- Directed by: Josh Mond
- Screenplay by: Josh Mond Oscar Bodden Gonzalez Alice de Matha
- Produced by: Alice de Matha; Josh Mond; Oscar Bodden Gonzalez; Odessa Rae; George Beno;
- Starring: Christopher Abbott; Jay Will;
- Edited by: Alice de Matha
- Music by: Clams Casino
- Animation by: Anthony F. Schepperd
- Production companies: CHMOND Inc; Films AdeMD;
- Release date: May 16, 2024 (2024 Cannes Film Festival);
- Running time: 86 minutes
- Countries: United States France
- Language: English

= It Doesn't Matter (film) =

It Doesn't Matter is a 2024 American-French drama film directed by Josh Mond, starring Christopher Abbott and Jay Will. The film premiered on 16 May 2024 in the ACID section of the 2024 Cannes Film Festival.

==Premise==
The film follows Alvaro, a man from Staten Island, and his relationship with his friend Chris, a young filmmaker. Over the course of seven years, Alvaro travels across the United States while confronting the circumstances that have left him struggling and attempting to rebuild his life.

==Cast==

- Christopher Abbott as Chris
- Jay Will as Alvaro

==Production==
Mond began developing the film following his 2015 feature film James White. The film was developed as a collaboration between Mond, writers and producers Alice de Matha and Oscar Bodden Gonzalez, and other collaborators.

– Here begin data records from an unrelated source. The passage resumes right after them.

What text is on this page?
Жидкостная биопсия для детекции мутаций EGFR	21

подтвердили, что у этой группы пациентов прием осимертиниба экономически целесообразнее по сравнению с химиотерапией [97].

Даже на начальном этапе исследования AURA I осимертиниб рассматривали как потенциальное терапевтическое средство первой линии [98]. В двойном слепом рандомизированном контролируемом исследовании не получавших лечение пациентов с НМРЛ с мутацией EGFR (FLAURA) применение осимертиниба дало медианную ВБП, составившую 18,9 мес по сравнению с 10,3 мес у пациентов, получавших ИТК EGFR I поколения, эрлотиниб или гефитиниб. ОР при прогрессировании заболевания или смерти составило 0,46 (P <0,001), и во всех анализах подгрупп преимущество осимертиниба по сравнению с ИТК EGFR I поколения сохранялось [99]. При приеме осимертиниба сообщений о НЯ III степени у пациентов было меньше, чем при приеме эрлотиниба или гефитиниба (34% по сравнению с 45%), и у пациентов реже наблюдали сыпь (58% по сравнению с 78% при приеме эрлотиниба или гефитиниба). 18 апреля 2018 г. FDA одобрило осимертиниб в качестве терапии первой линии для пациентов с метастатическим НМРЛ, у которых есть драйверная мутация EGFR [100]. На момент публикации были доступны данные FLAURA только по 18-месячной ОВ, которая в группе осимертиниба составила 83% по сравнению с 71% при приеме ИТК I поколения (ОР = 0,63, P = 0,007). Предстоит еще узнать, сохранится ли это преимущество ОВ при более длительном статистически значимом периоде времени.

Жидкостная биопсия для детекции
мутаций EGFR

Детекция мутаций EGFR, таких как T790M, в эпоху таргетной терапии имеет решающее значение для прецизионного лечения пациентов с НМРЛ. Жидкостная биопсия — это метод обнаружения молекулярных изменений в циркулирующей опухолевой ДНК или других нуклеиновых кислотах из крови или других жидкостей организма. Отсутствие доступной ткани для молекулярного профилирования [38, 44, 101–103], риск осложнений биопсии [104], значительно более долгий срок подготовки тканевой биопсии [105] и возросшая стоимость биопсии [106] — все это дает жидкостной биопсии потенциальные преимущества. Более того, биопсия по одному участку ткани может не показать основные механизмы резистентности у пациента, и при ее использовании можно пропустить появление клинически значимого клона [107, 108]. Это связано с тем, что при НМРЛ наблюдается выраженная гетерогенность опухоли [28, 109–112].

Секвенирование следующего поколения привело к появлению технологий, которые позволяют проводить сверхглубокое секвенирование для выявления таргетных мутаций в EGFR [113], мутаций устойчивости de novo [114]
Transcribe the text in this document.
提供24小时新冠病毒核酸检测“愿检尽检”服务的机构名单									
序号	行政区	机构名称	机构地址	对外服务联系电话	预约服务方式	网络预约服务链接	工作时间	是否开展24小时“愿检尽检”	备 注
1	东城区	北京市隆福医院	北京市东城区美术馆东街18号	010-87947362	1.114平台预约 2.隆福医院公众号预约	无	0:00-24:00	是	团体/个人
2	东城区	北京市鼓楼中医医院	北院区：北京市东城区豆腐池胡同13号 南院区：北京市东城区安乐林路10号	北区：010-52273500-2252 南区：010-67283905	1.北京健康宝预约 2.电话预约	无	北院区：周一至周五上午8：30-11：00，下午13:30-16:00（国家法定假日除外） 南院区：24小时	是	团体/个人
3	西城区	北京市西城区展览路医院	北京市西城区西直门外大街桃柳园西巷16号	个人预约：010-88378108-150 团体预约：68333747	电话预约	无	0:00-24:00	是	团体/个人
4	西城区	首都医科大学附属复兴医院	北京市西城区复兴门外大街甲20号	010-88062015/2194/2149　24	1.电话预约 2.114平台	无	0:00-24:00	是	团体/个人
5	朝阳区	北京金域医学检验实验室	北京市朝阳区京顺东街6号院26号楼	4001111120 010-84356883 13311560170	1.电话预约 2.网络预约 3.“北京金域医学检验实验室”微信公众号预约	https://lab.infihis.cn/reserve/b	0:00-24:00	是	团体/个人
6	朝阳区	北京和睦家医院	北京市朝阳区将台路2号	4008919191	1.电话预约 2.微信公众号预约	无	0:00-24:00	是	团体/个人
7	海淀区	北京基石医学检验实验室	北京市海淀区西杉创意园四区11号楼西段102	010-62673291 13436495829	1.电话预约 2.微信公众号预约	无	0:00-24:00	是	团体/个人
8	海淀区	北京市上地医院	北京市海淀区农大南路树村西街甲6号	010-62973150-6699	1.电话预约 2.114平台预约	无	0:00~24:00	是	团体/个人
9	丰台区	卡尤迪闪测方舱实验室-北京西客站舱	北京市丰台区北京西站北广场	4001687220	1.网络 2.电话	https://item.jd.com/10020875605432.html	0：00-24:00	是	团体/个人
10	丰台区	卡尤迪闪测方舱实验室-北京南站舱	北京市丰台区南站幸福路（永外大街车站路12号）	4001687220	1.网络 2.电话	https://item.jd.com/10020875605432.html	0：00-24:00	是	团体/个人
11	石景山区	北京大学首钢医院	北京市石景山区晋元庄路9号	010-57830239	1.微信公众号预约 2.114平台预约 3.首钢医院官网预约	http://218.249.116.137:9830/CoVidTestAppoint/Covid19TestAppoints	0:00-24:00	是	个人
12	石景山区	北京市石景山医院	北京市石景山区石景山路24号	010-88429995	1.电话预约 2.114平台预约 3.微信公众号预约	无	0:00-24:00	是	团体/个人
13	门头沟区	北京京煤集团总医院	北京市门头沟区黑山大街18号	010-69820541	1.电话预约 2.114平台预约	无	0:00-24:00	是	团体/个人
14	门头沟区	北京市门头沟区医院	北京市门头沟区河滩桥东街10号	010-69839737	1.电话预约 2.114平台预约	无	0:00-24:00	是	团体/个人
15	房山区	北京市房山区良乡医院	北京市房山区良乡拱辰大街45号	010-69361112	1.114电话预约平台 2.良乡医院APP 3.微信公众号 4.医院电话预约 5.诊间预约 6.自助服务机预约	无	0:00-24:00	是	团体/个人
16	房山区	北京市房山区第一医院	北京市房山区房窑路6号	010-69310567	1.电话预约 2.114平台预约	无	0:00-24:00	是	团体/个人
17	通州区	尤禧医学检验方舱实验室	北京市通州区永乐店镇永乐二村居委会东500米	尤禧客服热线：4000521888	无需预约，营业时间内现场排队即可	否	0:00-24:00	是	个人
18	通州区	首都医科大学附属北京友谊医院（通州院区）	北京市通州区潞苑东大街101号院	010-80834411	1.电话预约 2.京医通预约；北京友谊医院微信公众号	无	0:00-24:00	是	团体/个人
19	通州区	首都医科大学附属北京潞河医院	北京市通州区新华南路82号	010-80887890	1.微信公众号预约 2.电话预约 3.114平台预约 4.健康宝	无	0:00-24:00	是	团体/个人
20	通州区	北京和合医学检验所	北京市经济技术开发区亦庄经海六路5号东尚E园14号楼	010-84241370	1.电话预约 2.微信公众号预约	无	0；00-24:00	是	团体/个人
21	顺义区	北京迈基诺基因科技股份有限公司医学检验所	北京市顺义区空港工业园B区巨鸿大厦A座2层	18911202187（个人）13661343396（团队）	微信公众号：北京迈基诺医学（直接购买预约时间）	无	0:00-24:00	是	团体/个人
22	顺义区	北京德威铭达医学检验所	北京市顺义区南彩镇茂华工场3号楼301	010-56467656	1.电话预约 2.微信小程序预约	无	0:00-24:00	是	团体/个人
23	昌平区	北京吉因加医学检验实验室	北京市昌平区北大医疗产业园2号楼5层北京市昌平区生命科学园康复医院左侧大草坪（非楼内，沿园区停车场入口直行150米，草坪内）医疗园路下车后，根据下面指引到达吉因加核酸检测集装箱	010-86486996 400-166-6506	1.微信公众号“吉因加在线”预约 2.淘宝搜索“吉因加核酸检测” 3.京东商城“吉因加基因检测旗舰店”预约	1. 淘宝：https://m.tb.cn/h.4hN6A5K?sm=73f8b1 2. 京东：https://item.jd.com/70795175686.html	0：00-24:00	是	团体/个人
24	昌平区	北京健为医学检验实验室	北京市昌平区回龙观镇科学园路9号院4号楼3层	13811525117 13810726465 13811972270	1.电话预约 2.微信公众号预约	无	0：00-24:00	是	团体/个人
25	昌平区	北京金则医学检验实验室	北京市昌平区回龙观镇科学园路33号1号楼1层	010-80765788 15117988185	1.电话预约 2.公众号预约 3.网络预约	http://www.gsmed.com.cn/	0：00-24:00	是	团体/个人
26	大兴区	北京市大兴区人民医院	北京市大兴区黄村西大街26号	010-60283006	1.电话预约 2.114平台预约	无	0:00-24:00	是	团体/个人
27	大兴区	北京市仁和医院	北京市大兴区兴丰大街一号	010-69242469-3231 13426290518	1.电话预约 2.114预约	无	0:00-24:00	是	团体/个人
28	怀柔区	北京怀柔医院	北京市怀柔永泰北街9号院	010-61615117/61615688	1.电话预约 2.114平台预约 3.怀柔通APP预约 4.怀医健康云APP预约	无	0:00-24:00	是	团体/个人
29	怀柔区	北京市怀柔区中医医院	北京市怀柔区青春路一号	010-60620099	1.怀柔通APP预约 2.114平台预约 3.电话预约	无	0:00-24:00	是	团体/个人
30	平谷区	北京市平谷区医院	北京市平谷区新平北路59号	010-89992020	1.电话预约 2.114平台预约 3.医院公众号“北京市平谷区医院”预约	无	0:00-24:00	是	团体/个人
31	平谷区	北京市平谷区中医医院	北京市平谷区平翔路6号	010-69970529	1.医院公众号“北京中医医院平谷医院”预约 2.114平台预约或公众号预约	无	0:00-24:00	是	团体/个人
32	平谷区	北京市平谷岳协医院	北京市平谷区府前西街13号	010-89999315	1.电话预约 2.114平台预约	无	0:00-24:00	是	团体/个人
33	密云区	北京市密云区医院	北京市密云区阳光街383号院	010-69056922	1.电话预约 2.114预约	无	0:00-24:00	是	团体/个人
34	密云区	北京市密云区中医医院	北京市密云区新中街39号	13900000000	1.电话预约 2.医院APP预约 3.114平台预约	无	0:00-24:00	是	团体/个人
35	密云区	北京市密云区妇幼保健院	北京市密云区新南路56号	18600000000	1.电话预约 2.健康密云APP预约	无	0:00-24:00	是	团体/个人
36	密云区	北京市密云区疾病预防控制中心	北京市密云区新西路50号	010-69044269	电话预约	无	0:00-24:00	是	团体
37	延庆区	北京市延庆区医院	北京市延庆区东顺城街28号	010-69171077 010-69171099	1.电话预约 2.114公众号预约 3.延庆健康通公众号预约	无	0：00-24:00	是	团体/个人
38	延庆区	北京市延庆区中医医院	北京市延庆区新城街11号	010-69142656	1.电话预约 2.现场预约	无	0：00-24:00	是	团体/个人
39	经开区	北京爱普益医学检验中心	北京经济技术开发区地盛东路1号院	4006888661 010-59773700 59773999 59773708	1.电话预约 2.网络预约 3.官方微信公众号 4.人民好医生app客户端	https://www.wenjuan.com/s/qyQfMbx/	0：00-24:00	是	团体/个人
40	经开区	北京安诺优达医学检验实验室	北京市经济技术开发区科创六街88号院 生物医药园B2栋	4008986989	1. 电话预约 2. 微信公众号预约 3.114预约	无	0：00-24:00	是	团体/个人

Although fictional, the film uses a first-person perspective, handheld camerawork and a video-blog aesthetic. The production incorporated footage filmed by the actors and members of the filmmaking team, contributing to a documentary-like style.

The film was made over a period of seven years. Mond collaborated with animator Anthony F. Schepperd and the London-based company Blind Pig on the film's animated sequences.

==Release==
It Doesn't Matter was selected for the 2024 program of ACID, a parallel section of the Cannes Film Festival organized by the Association for the Distribution of Independent Cinema. It had its world premiere in Cannes on 16 May 2024.

The film was subsequently screened at the Champs-Élysées Film Festival in June 2024 as part of the ACID program.

==Reception==
The film received mixed reviews from critics. The Film Stage gave it a B−, while ScreenAnarchy praised Mond's handling of the characters' relationship. Le Monde described the film as depicting Alvaro's fragmented life through footage filmed during his travels across the United States.